I would note that, if more time existed from the date of the adjournment of the session to the primary election, the statute could possibly be narrowly written to pass constitutional muster. In this case, while the statute is not vague, it clearly is overbroad.

EHRLICH, Chief Justice, concurring in result only.

I concur with the result reached by the majority, and agree that because the statute applies to all candidates for statewide or legislative office it is not the least restrictive means of achieving the state's valid compelling interest.

I do not share the majority's concern with the statute's applicability to legislative sessions. Even if we assume that the statute applies to all sessions, I do not see how this affects its facial constitutionality. In judging the facial constitutionality of this statute, we must look at how it is certain to be applied. Only a yearly regular session is mandated; all other legislative sessions must be specially called. The special or extraordinary apportionment sessions can only occur every ten years. Further, these special sessions cannot be called at the whim of any legislator, but require specific action or circumstances to occur. For example, a "special" session can only be called by the governor, article III, section 3(c)(1), Florida Constitution, or by a joint proclamation of the President of the Senate and the Speaker of the House of Representatives, section 11.011, Florida Statutes (1989). The majority states, that "the legislature could be called into a series of sessions lasting for huge portions of any given year," so that there is the potential for the statute's effect to be "so extreme as to be irremediably unconstitutional," maj. op. at 265. However, this concern should properly be addressed in an attack on the statute as applied, should it be utilized in such a manner.

Accordingly, although I cannot completely concur with the majority's analysis, I do concur that the statute is facially unconstitutional.

McDONALD, J., concurs.

McDONALD, Justice, concurring in result.

I agree that section 106.08(8), Florida Statutes (1989) (the Campaign Financing Act), is unconstitutional. I concur with the views expressed by Chief Justice Ehrlich and limit my objection to the fact that the statute applies to nonlegislative candidates and thereby is unnecessarily and improperly overbroad.

NOTES

[1] This statute had been approved by the 1989 Florida Legislature and governor as part of an omnibus revision of state campaign financing law. Ch. 89-256, § 12, Laws of Fla.

[2] The Austin opinion approved severe restrictions on the ability of corporations to make contributions directly from corporate treasuries. Austin v. Michigan Chamber of Commerce, ___ U.S. ___, 110 S.Ct. 1391, 108 L.Ed.2d 652 (1990). The Court concluded that the corrupting influence caused by enormous concentrations of corporate wealth justified the restriction. Id.
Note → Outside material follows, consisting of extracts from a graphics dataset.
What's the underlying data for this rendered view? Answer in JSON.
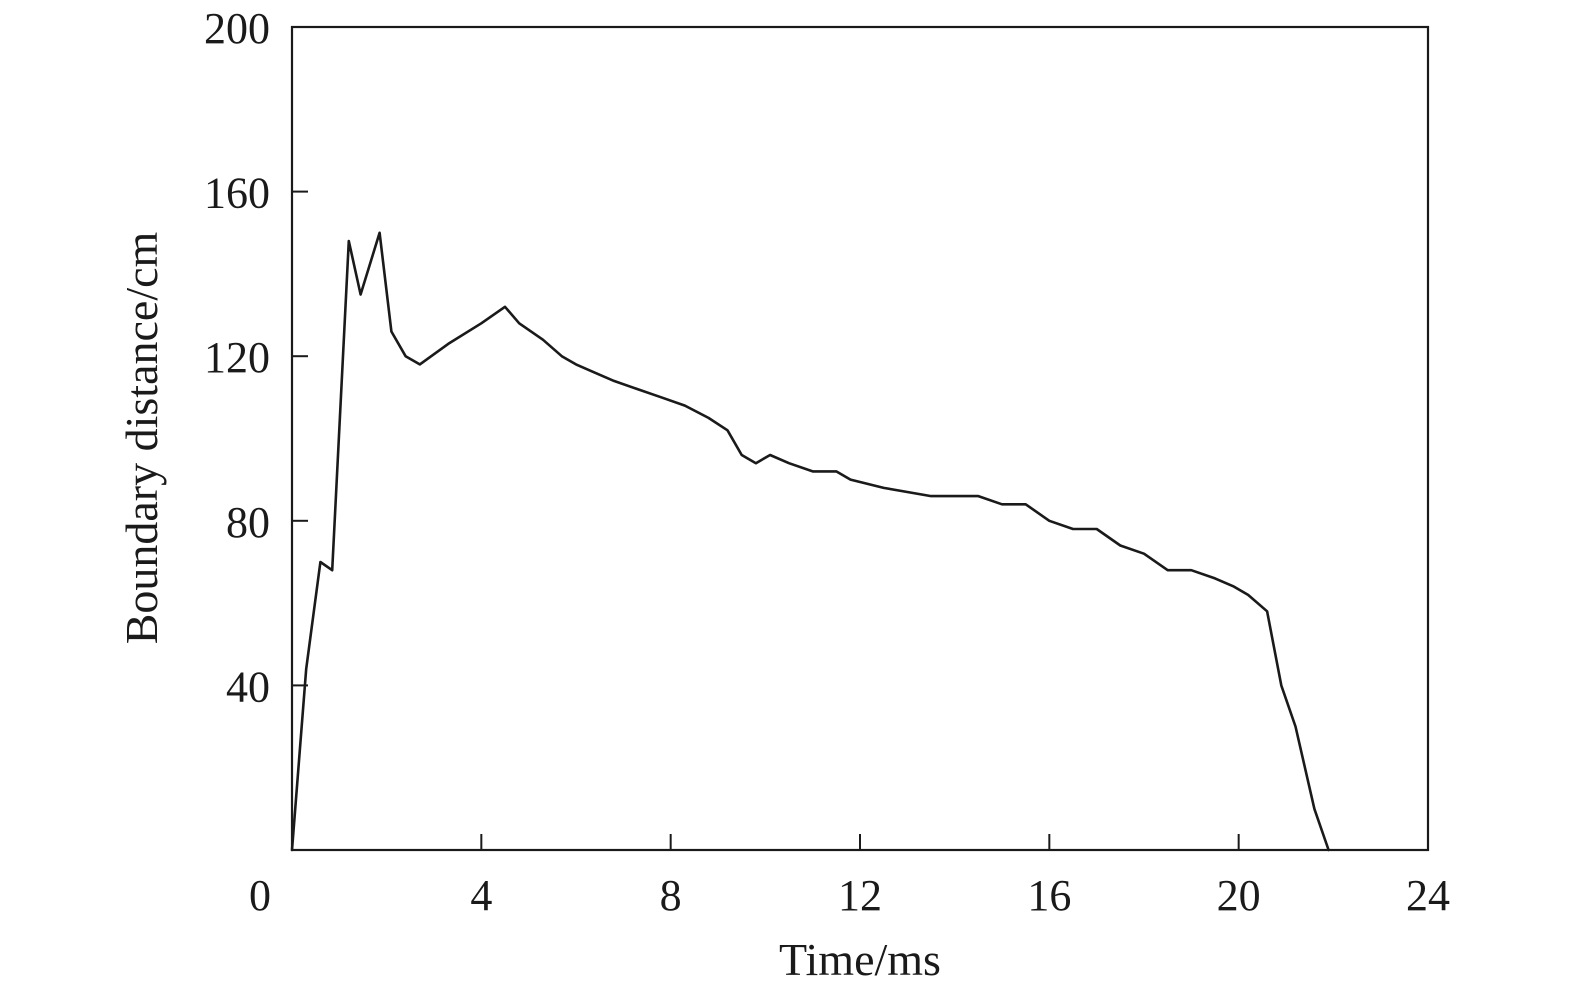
{
  "chart_data": {
    "type": "line",
    "title": "",
    "xlabel": "Time/ms",
    "ylabel": "Boundary distance/cm",
    "xlim": [
      0,
      24
    ],
    "ylim": [
      0,
      200
    ],
    "x_ticks": [
      0,
      4,
      8,
      12,
      16,
      20,
      24
    ],
    "x_tick_labels": [
      "0",
      "4",
      "8",
      "12",
      "16",
      "20",
      "24"
    ],
    "y_ticks": [
      40,
      80,
      120,
      160,
      200
    ],
    "y_tick_labels": [
      "40",
      "80",
      "120",
      "160",
      "200"
    ],
    "grid": false,
    "legend": "none",
    "line_color": "#1a1a1a",
    "series": [
      {
        "x": [
          0,
          0.3,
          0.6,
          0.85,
          1.2,
          1.45,
          1.85,
          2.1,
          2.4,
          2.7,
          3.3,
          4.0,
          4.5,
          4.8,
          5.3,
          5.7,
          6.0,
          6.4,
          6.8,
          7.3,
          7.8,
          8.3,
          8.8,
          9.2,
          9.5,
          9.8,
          10.1,
          10.5,
          11.0,
          11.5,
          11.8,
          12.5,
          13.5,
          14.0,
          14.5,
          15.0,
          15.5,
          16.0,
          16.5,
          17.0,
          17.5,
          18.0,
          18.5,
          19.0,
          19.5,
          19.9,
          20.2,
          20.6,
          20.9,
          21.2,
          21.6,
          21.9
        ],
        "y": [
          0,
          44,
          70,
          68,
          148,
          135,
          150,
          126,
          120,
          118,
          123,
          128,
          132,
          128,
          124,
          120,
          118,
          116,
          114,
          112,
          110,
          108,
          105,
          102,
          96,
          94,
          96,
          94,
          92,
          92,
          90,
          88,
          86,
          86,
          86,
          84,
          84,
          80,
          78,
          78,
          74,
          72,
          68,
          68,
          66,
          64,
          62,
          58,
          40,
          30,
          10,
          0
        ]
      }
    ]
  }
}
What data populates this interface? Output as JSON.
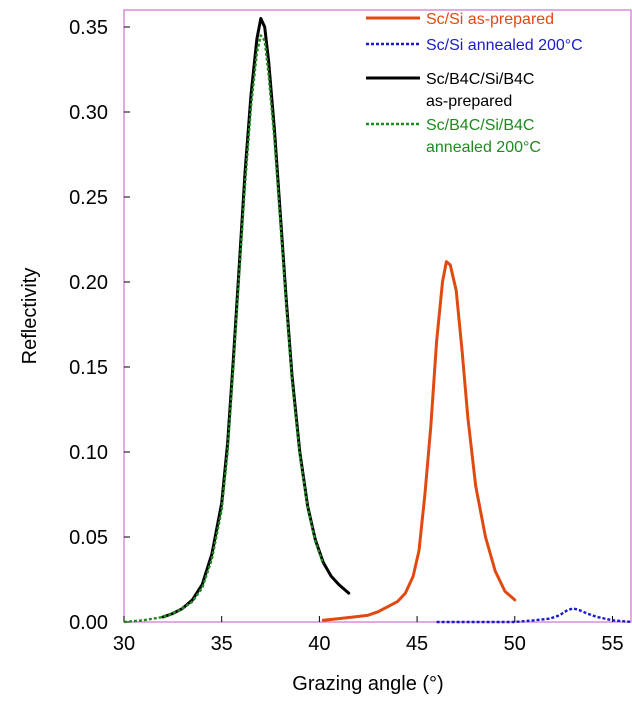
{
  "chart_data": {
    "type": "line",
    "title": "",
    "xlabel": "Grazing angle (°)",
    "ylabel": "Reflectivity",
    "xlim": [
      30,
      56
    ],
    "ylim": [
      0,
      0.36
    ],
    "x_ticks": [
      30,
      35,
      40,
      45,
      50,
      55
    ],
    "y_ticks": [
      0.0,
      0.05,
      0.1,
      0.15,
      0.2,
      0.25,
      0.3,
      0.35
    ],
    "x_tick_labels": [
      "30",
      "35",
      "40",
      "45",
      "50",
      "55"
    ],
    "y_tick_labels": [
      "0.00",
      "0.05",
      "0.10",
      "0.15",
      "0.20",
      "0.25",
      "0.30",
      "0.35"
    ],
    "grid": false,
    "legend_position": "top-right",
    "frame_color": "#d070d0",
    "series": [
      {
        "name": "Sc/Si as-prepared",
        "legend_lines": [
          "Sc/Si as-prepared"
        ],
        "color": "#e04a10",
        "style": "solid",
        "x": [
          40.2,
          41.0,
          41.8,
          42.5,
          43.0,
          43.5,
          44.0,
          44.4,
          44.8,
          45.1,
          45.4,
          45.7,
          46.0,
          46.3,
          46.5,
          46.7,
          47.0,
          47.3,
          47.6,
          48.0,
          48.5,
          49.0,
          49.5,
          50.0
        ],
        "y": [
          0.001,
          0.002,
          0.003,
          0.004,
          0.006,
          0.009,
          0.012,
          0.017,
          0.027,
          0.042,
          0.075,
          0.115,
          0.165,
          0.2,
          0.212,
          0.21,
          0.195,
          0.16,
          0.12,
          0.08,
          0.05,
          0.03,
          0.018,
          0.013
        ]
      },
      {
        "name": "Sc/Si annealed 200°C",
        "legend_lines": [
          "Sc/Si annealed 200°C"
        ],
        "color": "#1a1acc",
        "style": "dashed",
        "x": [
          46.0,
          48.0,
          50.0,
          51.0,
          51.8,
          52.3,
          52.7,
          53.0,
          53.3,
          53.7,
          54.2,
          55.0,
          56.0
        ],
        "y": [
          0.0,
          0.0,
          0.0,
          0.001,
          0.002,
          0.004,
          0.007,
          0.008,
          0.007,
          0.005,
          0.003,
          0.001,
          0.0
        ]
      },
      {
        "name": "Sc/B4C/Si/B4C as-prepared",
        "legend_lines": [
          "Sc/B4C/Si/B4C",
          "as-prepared"
        ],
        "color": "#000000",
        "style": "solid",
        "x": [
          32.0,
          32.5,
          33.0,
          33.5,
          34.0,
          34.5,
          35.0,
          35.3,
          35.6,
          35.9,
          36.2,
          36.5,
          36.8,
          37.0,
          37.2,
          37.4,
          37.7,
          38.0,
          38.3,
          38.6,
          39.0,
          39.4,
          39.8,
          40.2,
          40.6,
          41.0,
          41.5
        ],
        "y": [
          0.003,
          0.005,
          0.008,
          0.013,
          0.022,
          0.04,
          0.07,
          0.105,
          0.155,
          0.21,
          0.265,
          0.31,
          0.343,
          0.355,
          0.35,
          0.33,
          0.29,
          0.24,
          0.19,
          0.145,
          0.1,
          0.068,
          0.048,
          0.035,
          0.027,
          0.022,
          0.017
        ]
      },
      {
        "name": "Sc/B4C/Si/B4C annealed 200°C",
        "legend_lines": [
          "Sc/B4C/Si/B4C",
          "annealed 200°C"
        ],
        "color": "#1f8a1f",
        "style": "dashed",
        "x": [
          30.0,
          31.0,
          32.0,
          32.5,
          33.0,
          33.5,
          34.0,
          34.5,
          35.0,
          35.3,
          35.6,
          35.9,
          36.2,
          36.5,
          36.8,
          37.0,
          37.2,
          37.4,
          37.7,
          38.0,
          38.3,
          38.6,
          39.0,
          39.4,
          39.8,
          40.2
        ],
        "y": [
          0.0,
          0.001,
          0.003,
          0.005,
          0.008,
          0.012,
          0.02,
          0.037,
          0.066,
          0.1,
          0.15,
          0.205,
          0.258,
          0.303,
          0.335,
          0.345,
          0.342,
          0.322,
          0.284,
          0.235,
          0.186,
          0.142,
          0.098,
          0.067,
          0.047,
          0.034
        ]
      }
    ]
  }
}
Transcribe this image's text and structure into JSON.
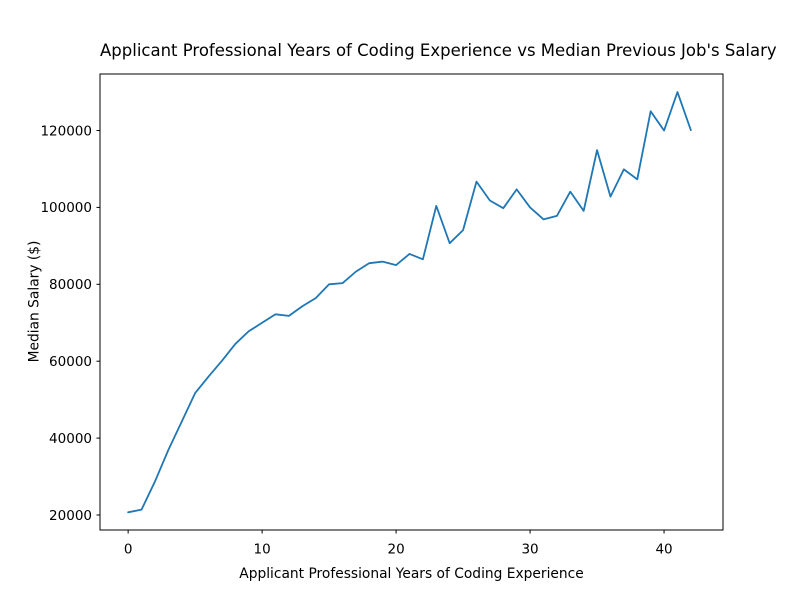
{
  "chart_data": {
    "type": "line",
    "title": "Applicant Professional Years of Coding Experience vs Median Previous Job's Salary",
    "xlabel": "Applicant Professional Years of Coding Experience",
    "ylabel": "Median Salary ($)",
    "x": [
      0,
      1,
      2,
      3,
      4,
      5,
      6,
      7,
      8,
      9,
      10,
      11,
      12,
      13,
      14,
      15,
      16,
      17,
      18,
      19,
      20,
      21,
      22,
      23,
      24,
      25,
      26,
      27,
      28,
      29,
      30,
      31,
      32,
      33,
      34,
      35,
      36,
      37,
      38,
      39,
      40,
      41,
      42
    ],
    "y": [
      20700,
      21400,
      28700,
      36900,
      44300,
      51700,
      56000,
      60100,
      64500,
      67800,
      70000,
      72200,
      71800,
      74300,
      76400,
      80000,
      80300,
      83300,
      85500,
      85900,
      85000,
      87900,
      86500,
      100400,
      90700,
      94100,
      106700,
      101800,
      99800,
      104700,
      100000,
      96900,
      97800,
      104100,
      99100,
      114900,
      102800,
      109900,
      107300,
      125000,
      120000,
      130000,
      120100
    ],
    "xticks": [
      0,
      10,
      20,
      30,
      40
    ],
    "yticks": [
      20000,
      40000,
      60000,
      80000,
      100000,
      120000
    ],
    "xlim": [
      -2.1,
      44.4
    ],
    "ylim": [
      16100,
      134700
    ],
    "grid": false,
    "legend_position": "none",
    "line_color": "#1f77b4",
    "axis_color": "#000000",
    "background_color": "#ffffff"
  }
}
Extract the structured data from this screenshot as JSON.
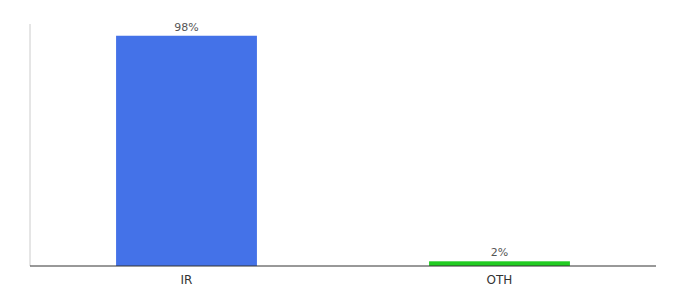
{
  "chart_data": {
    "type": "bar",
    "categories": [
      "IR",
      "OTH"
    ],
    "values": [
      98,
      2
    ],
    "value_labels": [
      "98%",
      "2%"
    ],
    "colors": [
      "#4472e8",
      "#22cc22"
    ],
    "ylim": [
      0,
      103
    ],
    "data_labels": true,
    "tick_labels": "x",
    "grid": false
  }
}
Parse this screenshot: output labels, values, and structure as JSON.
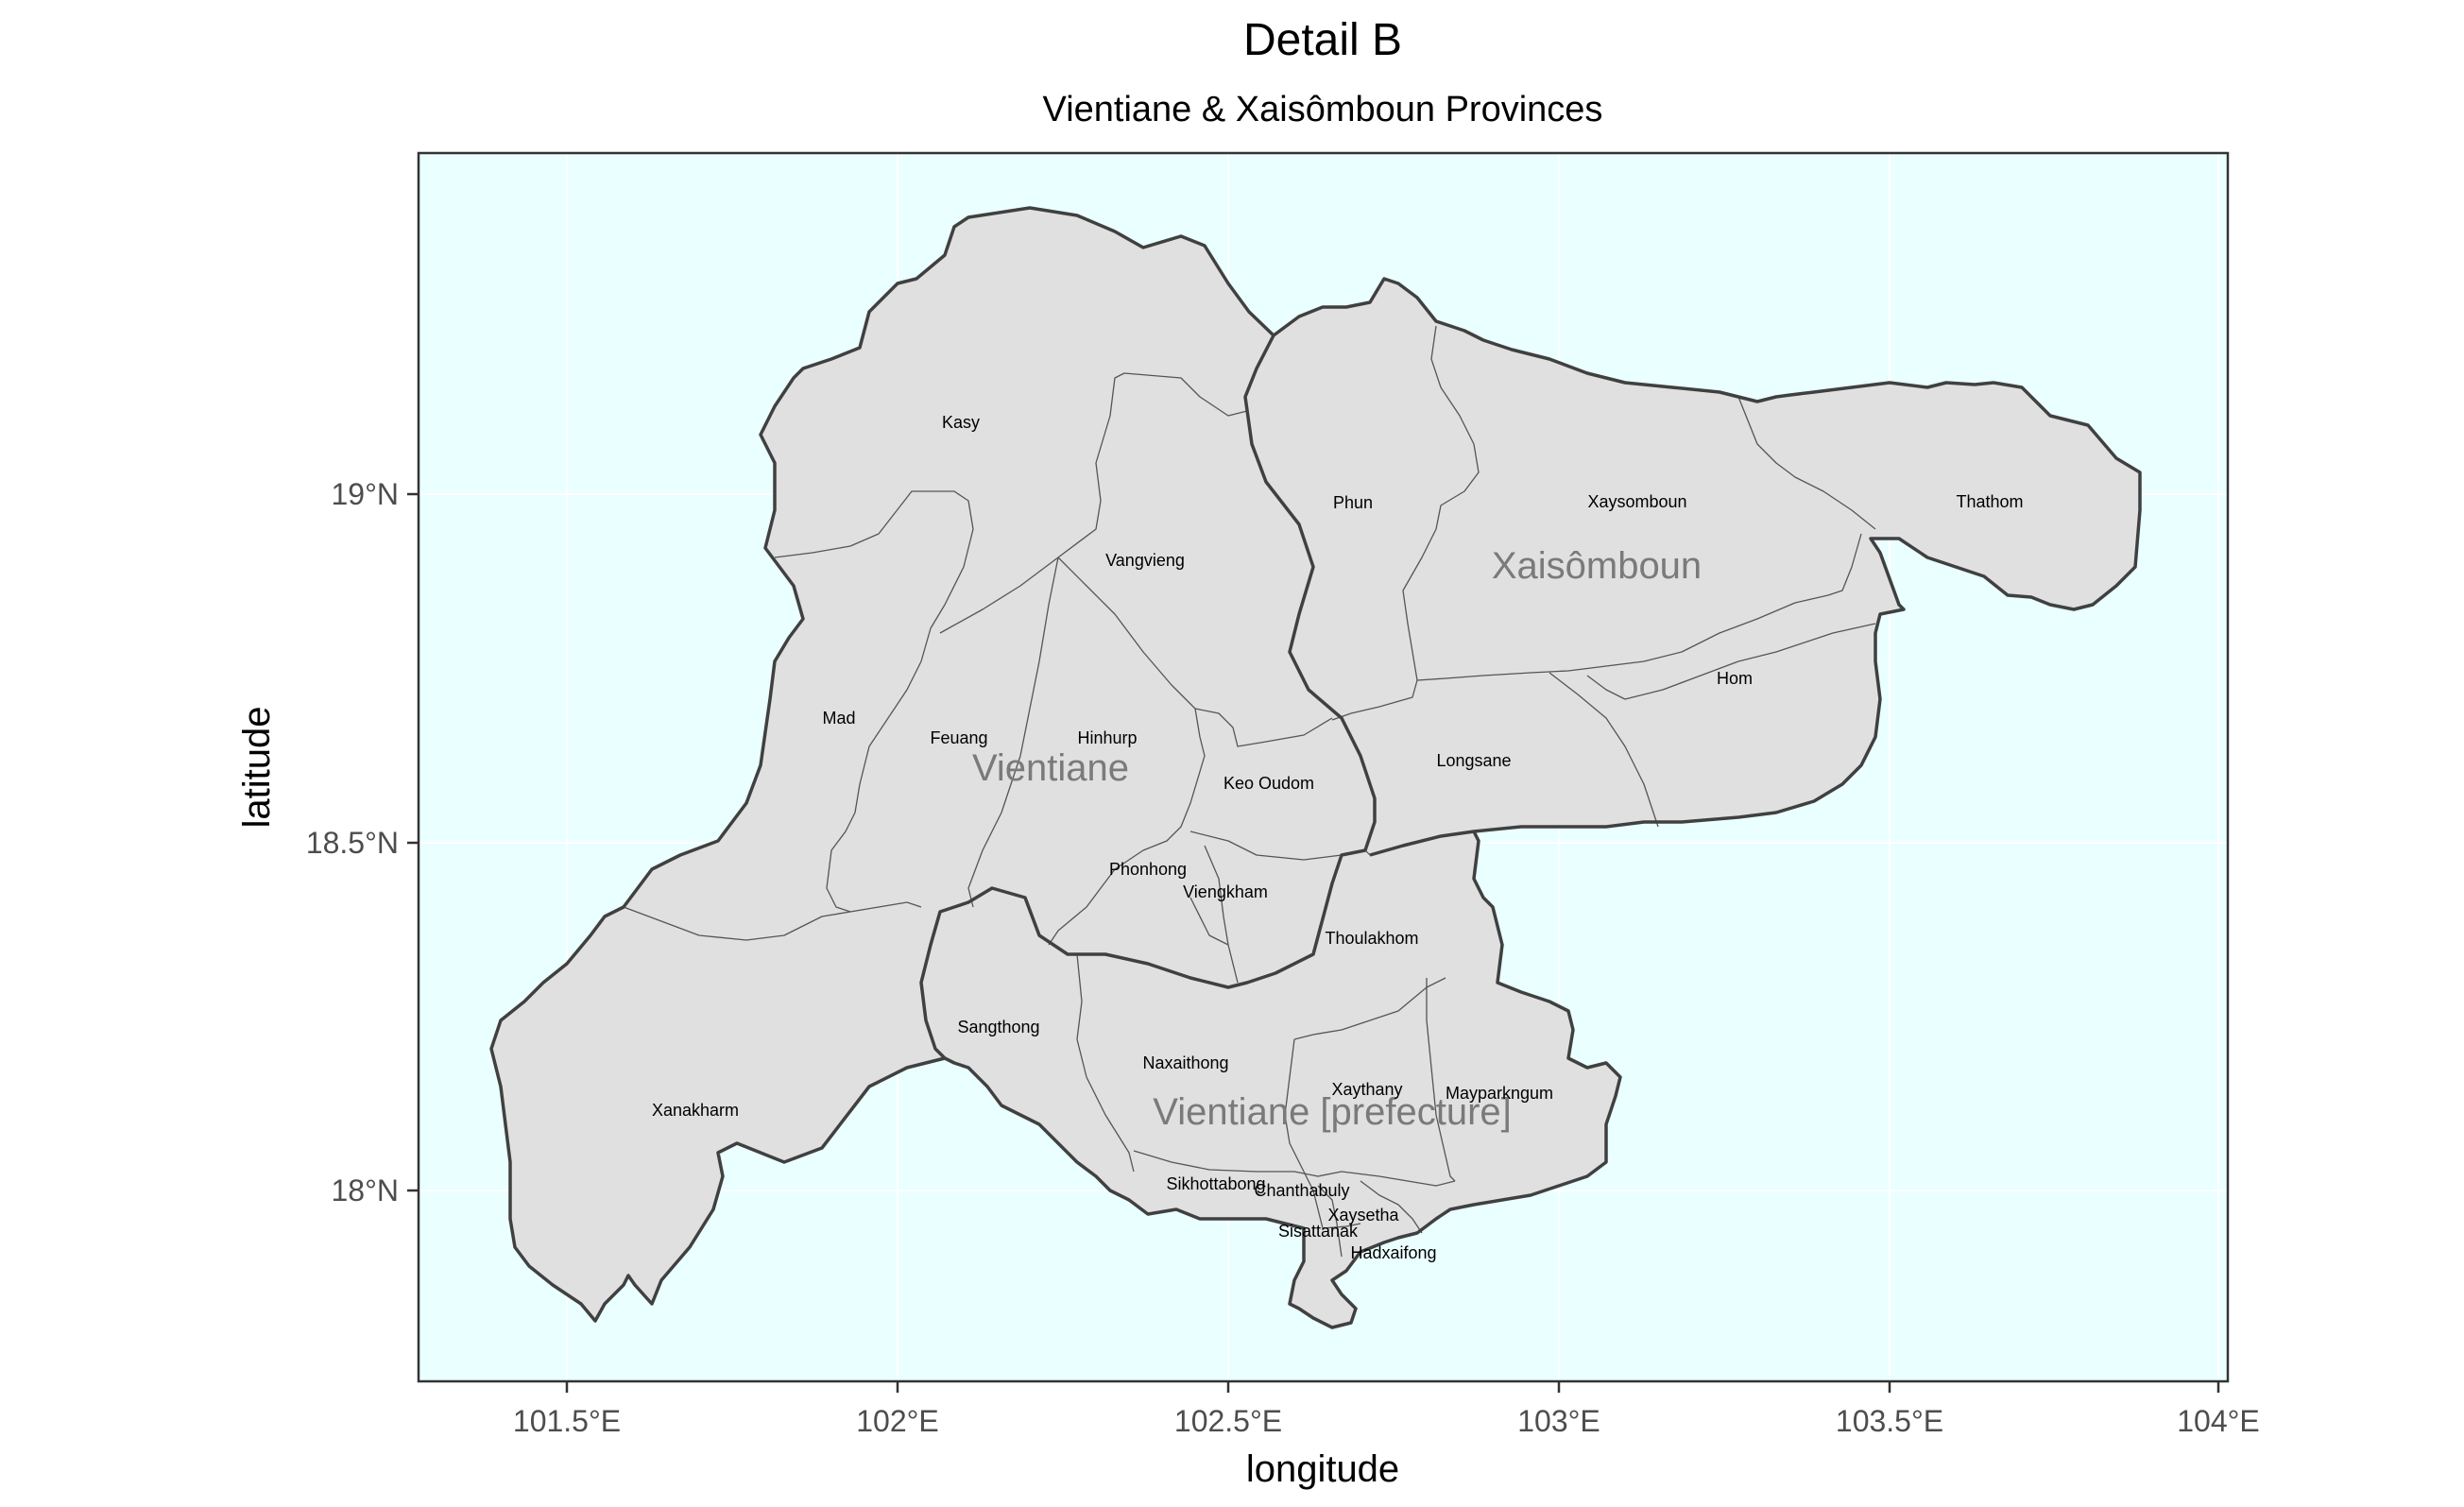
{
  "title": "Detail B",
  "subtitle": "Vientiane & Xaisômboun Provinces",
  "x_axis": {
    "label": "longitude",
    "ticks": [
      "101.5°E",
      "102°E",
      "102.5°E",
      "103°E",
      "103.5°E",
      "104°E"
    ]
  },
  "y_axis": {
    "label": "latitude",
    "ticks": [
      "19°N",
      "18.5°N",
      "18°N"
    ]
  },
  "colors": {
    "panel_background": "#eaffff",
    "land": "#e0e0e0",
    "province_border": "#404040",
    "district_border": "#555555",
    "province_label": "#7a7a7a"
  },
  "provinces": {
    "xaisomboun": "Xaisômboun",
    "vientiane": "Vientiane",
    "vientiane_prefecture": "Vientiane [prefecture]"
  },
  "districts": {
    "kasy": "Kasy",
    "vangvieng": "Vangvieng",
    "phun": "Phun",
    "xaysomboun": "Xaysomboun",
    "thathom": "Thathom",
    "mad": "Mad",
    "feuang": "Feuang",
    "hinhurp": "Hinhurp",
    "keo_oudom": "Keo Oudom",
    "longsane": "Longsane",
    "hom": "Hom",
    "phonhong": "Phonhong",
    "viengkham": "Viengkham",
    "thoulakhom": "Thoulakhom",
    "sangthong": "Sangthong",
    "naxaithong": "Naxaithong",
    "xanakharm": "Xanakharm",
    "xaythany": "Xaythany",
    "mayparkngum": "Mayparkngum",
    "sikhottabong": "Sikhottabong",
    "chanthabuly": "Chanthabuly",
    "xaysetha": "Xaysetha",
    "sisattanak": "Sisattanak",
    "hadxaifong": "Hadxaifong"
  }
}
[3] We disagree with that portion of the circuit court order finding the statute vague. Although the terms "solicit" and "special session" are somewhat ambiguous, we believe these terms easily can be construed in light of the legislative intent so as to render them reasonably precise. This sort of judicial refinement of language is permissible where, as here, the statute and its underlying intent suggest a saving construction. See Brown v. State, 358 So.2d 16, 20 (Fla. 1978). We believe it is clear, for instance, that the legislature intended the statute to encompass all legislative sessions, whatever their technical description.